To show that dynamic tiling extends the Pareto frontier beyond what is attainable with static tiling, we use the Pareto Improvement Distance metric (PID). The PID measures the distance from a new design point  $p$  to a reference Pareto frontier  $F_B$  as the smallest worst-objective multiplicative improvement required for some  $q \in F_B$  to match  $p$  on all objectives. This can be seen as similar to the single-point specialization of the Average Distance from Reference Set (ADRS) metric [9, 26, 51]. We treat both objectives as minimization: cycle count and on-chip memory. Let  $F_B$  denote the Pareto-optimal subset of baseline (static) points after removing dominated configurations. For a new point  $p$  (e.g., tile=dynamic), we measure its distance to the baseline frontier by comparing it to every  $q \in F_B$  and computing the smallest multiplicative factor by which a baseline point would need to improve to match  $p$  in *both* objectives simultaneously:

$$\text{PID}(p) = \min_{q \in F_B} \max \left( \frac{\text{cycles}(q)}{\text{cycles}(p)}, \frac{\text{mem}(q)}{\text{mem}(p)} \right). \quad (2)$$

Intuitively, for each baseline frontier point  $q$ , the inner  $\max(\cdot)$  selects the harder objective to match (cycles or memory), and the outer  $\min(\cdot)$  picks the baseline point closest to  $p$  under this worst-case ratio. This yields a single interpretable number:  $\text{PID}(p) > 1$  means  $p$  lies strictly beyond the baseline frontier,  $\text{PID}(p) = 1$  means  $p$  lies on the frontier, and  $\text{PID}(p) < 1$  means  $p$  is dominated by the baseline frontier.

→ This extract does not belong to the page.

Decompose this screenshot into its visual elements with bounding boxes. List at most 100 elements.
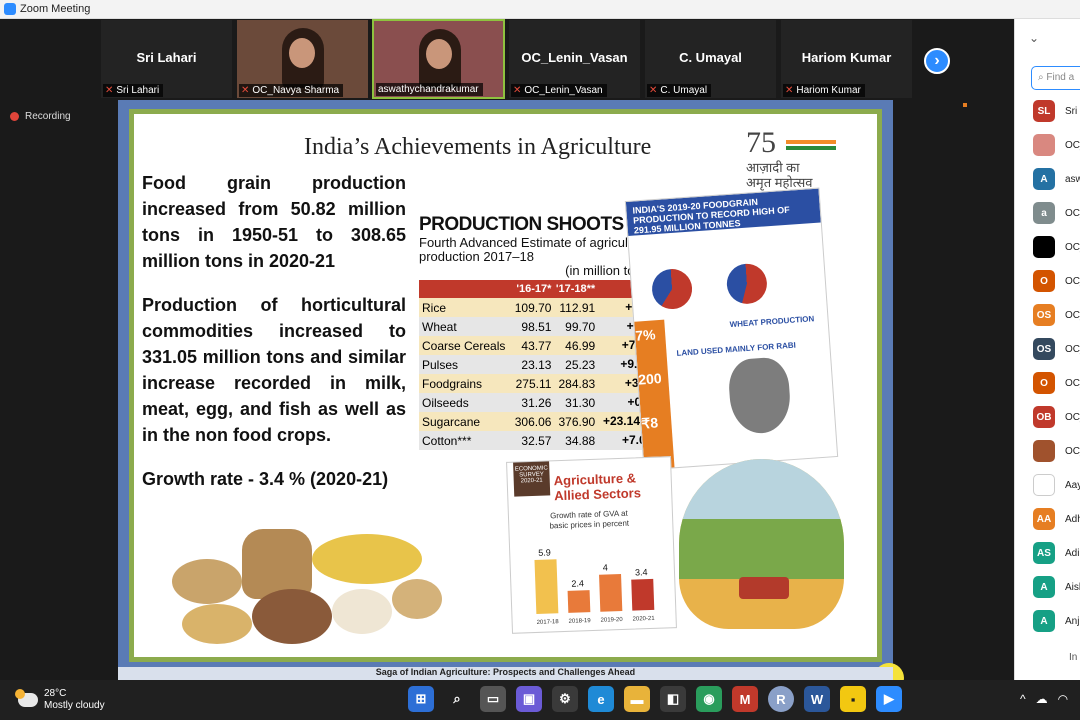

## B.5 Dynamic Parallelization

As shown in Figure 21, static interleaved parallelization performs better for smaller batch sizes because the coarse-grained static parallelization can only utilize a portion of the allocated resource when receiving smaller batch sizes. However, for larger batch sizes, static coarse-grained parallelization performs better as it avoids workload distribution being blocked by a single request with a long KV cache. To avoid this blocking, the interleaving static parallelization requires large buffers in front of each parallel region. However, static coarse-grained parallelization will still suffer from the load imbalance across parallel regions. We also simulate the case where a batch with size 64 and 16 is pipelined as micro batches to see the aggregate effect under different batch sizes. Dynamic parallelization consistently outperforms static parallelization across different batch sizes and KV cache length distributions by dispatching work to parallel regions as soon as they become free. Overall, static interleaved parallelization and static coarse-grained parallelization achieve geometric mean speedups of 1.36 $\times$  and 1.85 $\times$ , respectively.